If you need to model the explicit private clause in the input code, I would suggest to directly construct the corresponding IR.

Similarly to canonicalization above, I would suggest to consider transformations later, unless they affect the structure of the operation. On a side note, we have a small pass that inlines constants and some other non-side-effecting operations into gpu.launch. It would make sense to generalize it.

Thanks @ftynse as always for the helpful comments.

Yes, we would also like to keep it generic and composable. Thanks for this point about using any type and placing restrictions during the conversion process. I was a bit confused about where to place the restrictions.

Thanks, we will investigate and switch to variadic operands if possible. I was aware of the segment mechanism through some other discussion in discourse but I guess the documentation page for variadic operands is a bit incomplete in this regard. The documentation currently says most operations have no variadic operands or just one operand.
https://mlir.llvm.org/docs/OpDefinitions/

:slight_smile: Sure.

Where can this requirement for all parallel executions be enforced? Do you mean here that all control flow paths in the region should have this property? And are you also saying that this will be the default behaviour? I had to add a terminator operation to avoid. Are you suggesting here that this terminator should be placed on all control paths as the last operation. Is the property of transferring control back to the enclosing operation the default behaviour of a terminator operation that we add? Is this different for functions and operations?

OK.

The reason for including it here was for us to implement and ensure/convince ourselves that the way we have defined the operation does not affect the ability to perform transformations optimisations.

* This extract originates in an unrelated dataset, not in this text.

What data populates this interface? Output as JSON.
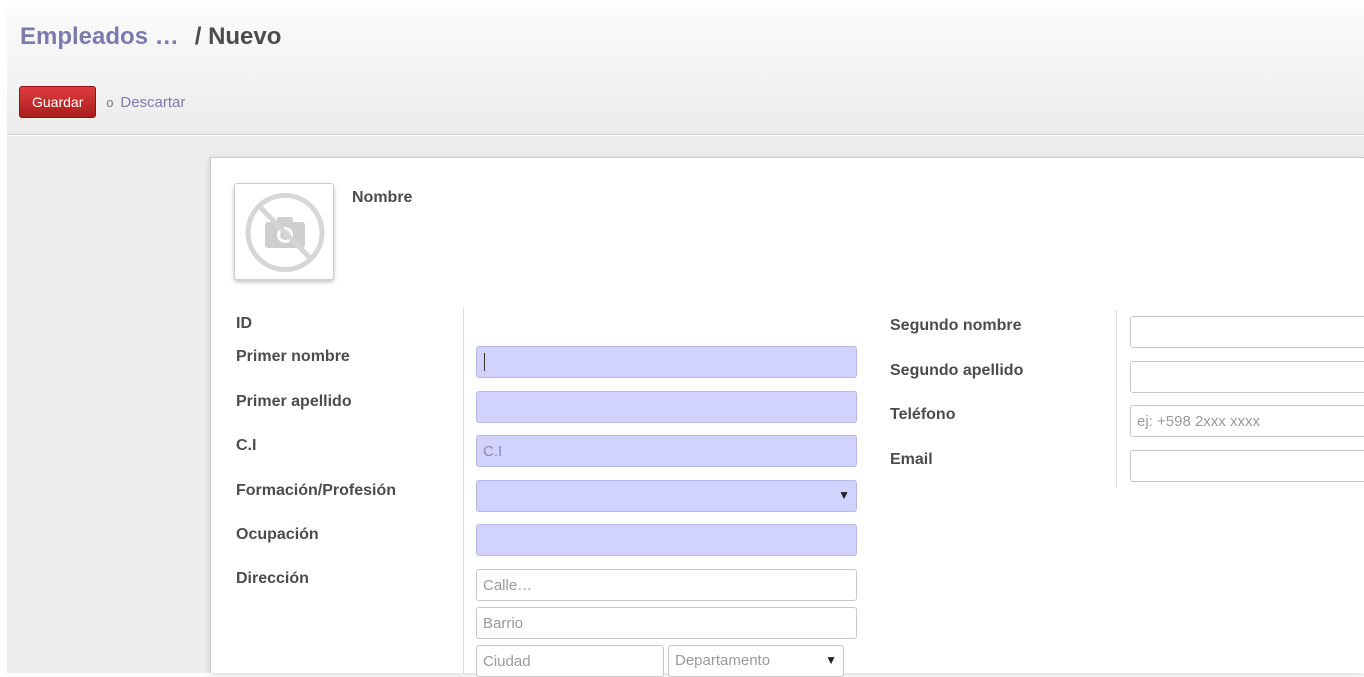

I have made a note of this. And we will definitely consider generalizing it for our use.

Ping @antiagainst

I’m not sure I completely understand what you need here. My understanding is that OpenMP parallel mandates implicit synchronization of all threads at the end of the parallel region. My proposition is to model to embed that into the semantics of omp.parallel directly. That is, the semantics of omp.parallel operation is that it executes the attached in parallel by several threads and waits for all threads to exit the region before the omp.parallel operation is considered “executed completely”. This way, you don’t have to attach any special semantics to terminators inside omp.parallel, and you can “exit” from the region in several places.

See https://mlir.llvm.org/docs/LangRef/#control-flow for the relation between terminators and enclosing operations. In short, a terminator can either transfer control to another block, or transfer it to the operation to which the immediately enclosing region is attached. For OpenMP, the latter makes most sense. You can have multiple terminators that transfer the control back to the immediately enclosing omp.parallel and omp.parallel does the synchronization.

Now that I think about it, you may also want to consider what you do in case of nested omp.parallel.

I totally agree with the motivation! It’s more about making sure we don’t block the introduction of the operation on transformation being developed.

Don’t hesitate to ping me or @herhut on this.

Is this work still in progress? What is the status?

This is still win progress. Don’t know about the current status. Probably @kiranchandramohan can have a better answer.

Yes, we have updated the prototype to use variadic operands. Will be making a review in phabricator soon.

Thanks @clementval.

@kiranchandramohan Sorry for the late. reply . I was expecting update on my e-mails but did not get any. I am looking into how the DNN computational graph can be ported to OpenMP runtime for portability and efficient resource utilization especially. after OpenMP 5.0 support for various offloading strategies. Are you looking also in this direction?

Thanks @abidmalikwaterloo, Our primary interest is support for OpenMP in the Flang Fortran Frontend of LLVM.